In-line results but logistics declines 7% QoQ; deal TCV up 70% QoQ
* MPHL’s revenue of USD419m grew 0.1% QoQ CC, up 4.6% YoY CC, in line with our estimate of 0.2% QoQ CC growth.
* Direct revenue was up 0.8% QoQ CC and 6.6% YoY CC.
* Insurance led the growth with a 4.4% QoQ increase, followed by TMT (up 2.9% QoQ), while logistics and others declined 7.0%/5.9% QoQ.
* EBIT margin stood at 15.3% vs our estimate of 15.2% QoQ. PAT was at INR4.2b (up 1.1% QoQ) against our estimates of INR4.3b.
* TCV stood at USD351m (up 70% QoQ/46% YoY) vs. USD207m in 2QFY25. About 48% of the deal wins were in NextGen Services.
* Offshore utilization (excl. trainees) remained stable at 75% QoQ. Net headcount declined 407 (1.2% QoQ) in 3QFY25.
* Sustainable EBIT margin target range is 14.6%-16%.
Key highlights from the management commentary
* A continued recovery in discretionary spending has been observed.
* Vendor consolidation opportunities are emerging using the service-led transformation approach.
* The outcome of elections has brought clarity, enabling companies to plan budgets confidently, as tax cuts are likely to be extended, reducing uncertainty.

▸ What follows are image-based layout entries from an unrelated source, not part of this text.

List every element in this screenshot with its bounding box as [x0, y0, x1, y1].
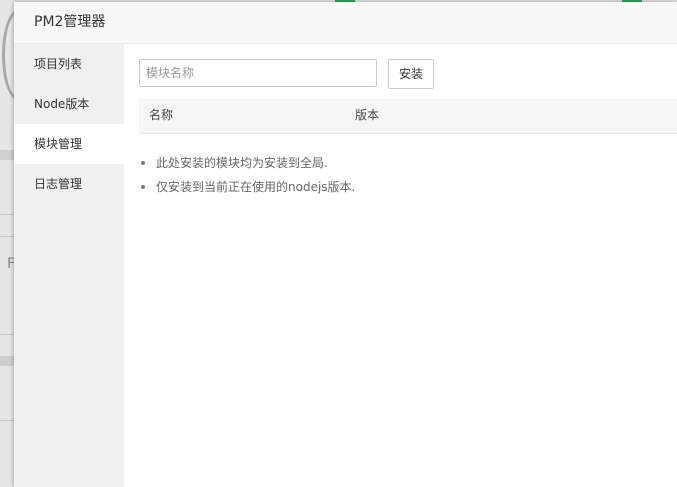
sidebar-item-log-management[interactable]: 日志管理 — [14, 164, 124, 204]
background-divider — [0, 236, 14, 237]
bullet-icon — [141, 161, 145, 165]
background-page: F — [0, 0, 34, 487]
help-note: 此处安装的模块均为安装到全局. — [139, 154, 355, 178]
sidebar-item-project-list[interactable]: 项目列表 — [14, 44, 124, 84]
bullet-icon — [141, 185, 145, 189]
background-band — [0, 150, 14, 160]
background-divider — [0, 214, 14, 215]
module-management-panel: 安装 名称 版本 此处安装的模块均为安装到全局. 仅安装到当前正在使用的node… — [124, 44, 677, 487]
module-name-input[interactable] — [139, 59, 377, 87]
help-note-text: 此处安装的模块均为安装到全局. — [156, 156, 328, 170]
column-header-name: 名称 — [149, 108, 174, 122]
modal-title: PM2管理器 — [14, 2, 677, 44]
help-notes: 此处安装的模块均为安装到全局. 仅安装到当前正在使用的nodejs版本. — [139, 154, 355, 202]
modules-table-header: 名称 版本 — [139, 99, 677, 134]
pm2-manager-modal: PM2管理器 项目列表 Node版本 模块管理 日志管理 安装 名称 版本 此处… — [14, 2, 677, 487]
install-button[interactable]: 安装 — [388, 59, 434, 89]
sidebar-item-node-version[interactable]: Node版本 — [14, 84, 124, 124]
sidebar-item-module-management[interactable]: 模块管理 — [14, 124, 124, 164]
help-note: 仅安装到当前正在使用的nodejs版本. — [139, 178, 355, 202]
column-header-version: 版本 — [355, 108, 380, 122]
background-divider — [0, 420, 14, 421]
background-band — [0, 356, 14, 366]
sidebar: 项目列表 Node版本 模块管理 日志管理 — [14, 44, 124, 487]
help-note-text: 仅安装到当前正在使用的nodejs版本. — [156, 180, 356, 194]
background-divider — [0, 334, 14, 335]
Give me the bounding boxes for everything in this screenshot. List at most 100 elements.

* For 4Q, the company expects continued execution as demand moves in the right direction, projecting it to be the best quarter on a sequential basis in the last three years.
* The company expects the pace of revenue growth to remain strong, driven by themes like cost savings and debt transformation.
* The company’s portfolio diversification strategy, particularly reducing dependency on BFSI, has proven beneficial, especially in the TMT segment.
* Revenue acceleration in managed services has improved due to reduced transition timelines, enabled by a combination of right-shoring and effort elimination.
* TCV for the quarter was USD351m, marking the highest in the past six quarters, and included five large deals.
* The workforce pyramid is being reshaped, with plans to infuse talent at the lower levels.
Valuation and view
MPHL indicated that BFS continues to see a recovery in discretionary spending, and its focus is now shifting away, albeit only slightly, from cost takeout deals to transformation and modernization projects. However, we await clarity on the abovementioned risks before revisiting our position. Our estimates are largely unchanged. Over FY24-FY27, we expect a USD revenue CAGR of ~7.9% and an INR PAT CAGR of ~11.5%. We value the stock at 28x FY27E EPS with a TP of INR3,200. We reiterate our Neutral rating on the stock.